Re: Kafka Streams multi-node

Posted by "Matthias J. Sax" <ma...@confluent.io>.
David's answer is correct. Just start the same application multiple
times on different nodes and the library does the rest for you.

Just one addition: as Kafka Streams is for standard application
development, there is no need to run the application on the same nodes
as your brokers are running (ie, applications instances could run on any
machine outside of your broker cluster).

Of course, it is possible to run the application on broker nodes. Just
wanted to point out, that there is no co-location required between
brokers and app instances.

-Matthias


On 07/26/2016 08:08 PM, David Garcia wrote:
> http://docs.confluent.io/3.0.0/streams/architecture.html#parallelism-model
> 
> you shouldn’t have to do anything.  Simply starting a new thread will “rebalance” your streaming job.  The job coordinates with tasks through kafka itself.
> 
> 
> 
> On 7/26/16, 12:42 PM, "Davood Rafiei" <ra...@gmail.com> wrote:
> 
>     Hi,
>     
>     I am newbie in Kafka and Kafka-Streams. I read documentation to get
>     information how it works in multi-node environment. As a result I want to
>     run streams library on cluster that consists of more than one node.
>     From what I understood, I try to resolve the following conflicts:
>     - Streams is a standalone java application.So it runs in a single node, of
>     n-node cluster of kafka.
>     - However, streams runs on top of kafka, and if we set a multi-broker kafka
>     cluster, and then run streams library from master node, then streams
>     library will run in entire cluster.
>     
>     So, streams library is standalone java application but to force it to run
>     in multiple nodes, do we need to do something extra (in configuration for
>     example) if we have already kafka running in multi-broker mode?
>     
>     
>     Thanks
>     Davood
>     
> 


Re: Kafka Streams multi-node

Posted by David Garcia <da...@spiceworks.com>.
http://docs.confluent.io/3.0.0/streams/architecture.html#parallelism-model

you shouldn’t have to do anything.  Simply starting a new thread will “rebalance” your streaming job.  The job coordinates with tasks through kafka itself.

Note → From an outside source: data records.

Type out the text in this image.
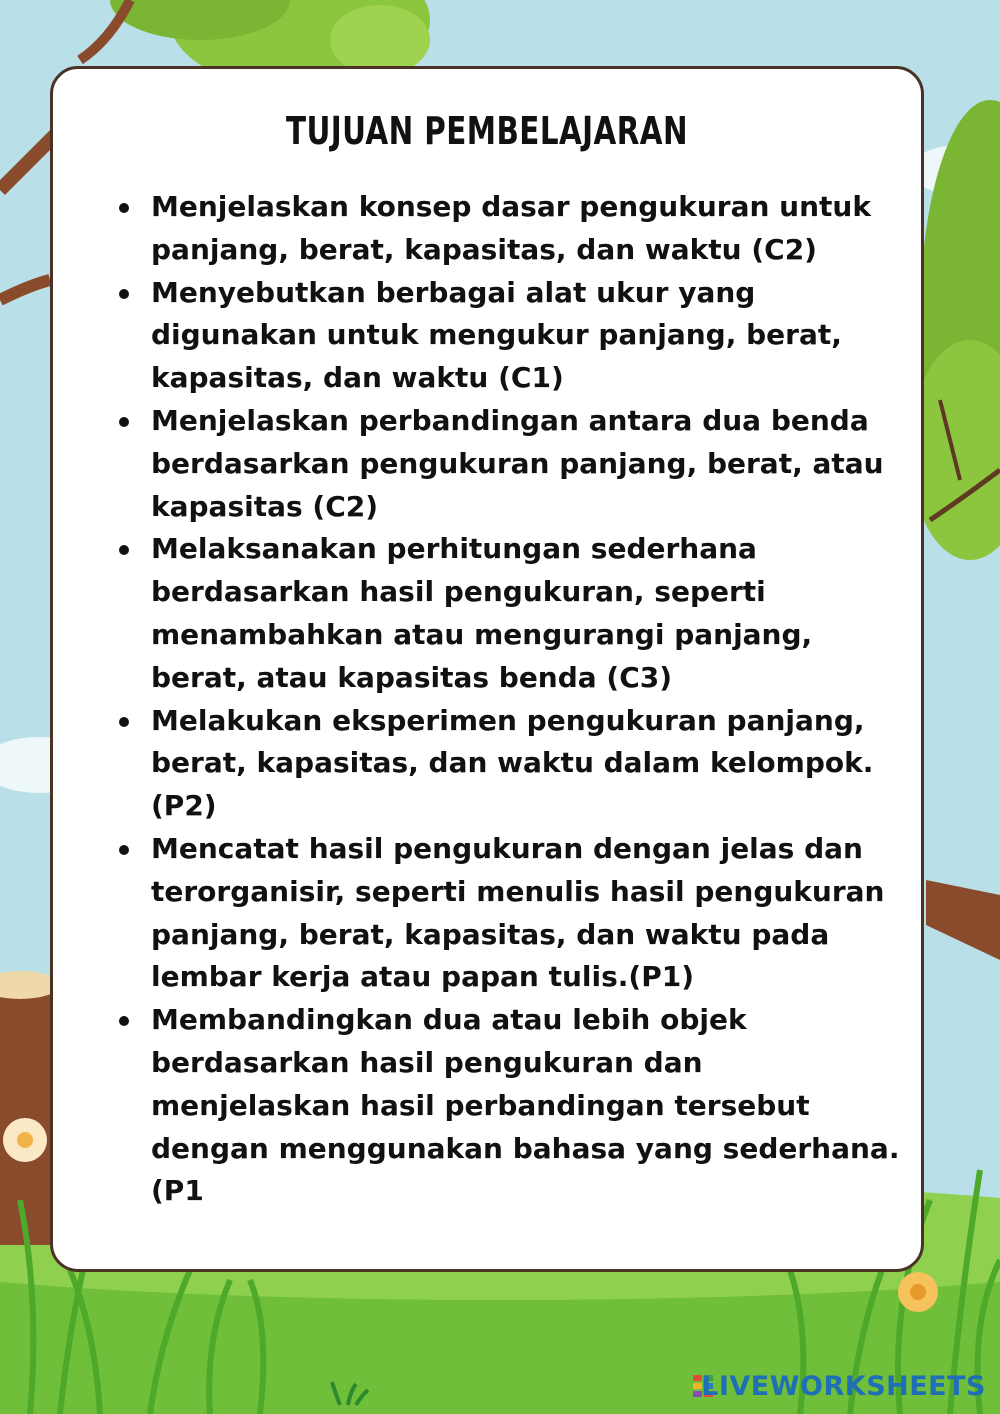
TUJUAN PEMBELAJARAN
Menjelaskan konsep dasar pengukuran untuk panjang, berat, kapasitas, dan waktu (C2)
Menyebutkan berbagai alat ukur yang digunakan untuk mengukur panjang, berat, kapasitas, dan waktu (C1)
Menjelaskan perbandingan antara dua benda berdasarkan pengukuran panjang, berat, atau kapasitas (C2)
Melaksanakan perhitungan sederhana berdasarkan hasil pengukuran, seperti menambahkan atau mengurangi panjang, berat, atau kapasitas benda (C3)
Melakukan eksperimen pengukuran panjang, berat, kapasitas, dan waktu dalam kelompok. (P2)
Mencatat hasil pengukuran dengan jelas dan terorganisir, seperti menulis hasil pengukuran panjang, berat, kapasitas, dan waktu pada lembar kerja atau papan tulis.(P1)
Membandingkan dua atau lebih objek berdasarkan hasil pengukuran dan menjelaskan hasil perbandingan tersebut dengan menggunakan bahasa yang sederhana. (P1
LIVEWORKSHEETS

On 7/26/16, 12:42 PM, "Davood Rafiei" <ra...@gmail.com> wrote:

    Hi,
    
    I am newbie in Kafka and Kafka-Streams. I read documentation to get
    information how it works in multi-node environment. As a result I want to
    run streams library on cluster that consists of more than one node.
    From what I understood, I try to resolve the following conflicts:
    - Streams is a standalone java application.So it runs in a single node, of
    n-node cluster of kafka.
    - However, streams runs on top of kafka, and if we set a multi-broker kafka
    cluster, and then run streams library from master node, then streams
    library will run in entire cluster.
    
    So, streams library is standalone java application but to force it to run
    in multiple nodes, do we need to do something extra (in configuration for
    example) if we have already kafka running in multi-broker mode?
    
    
    Thanks
    Davood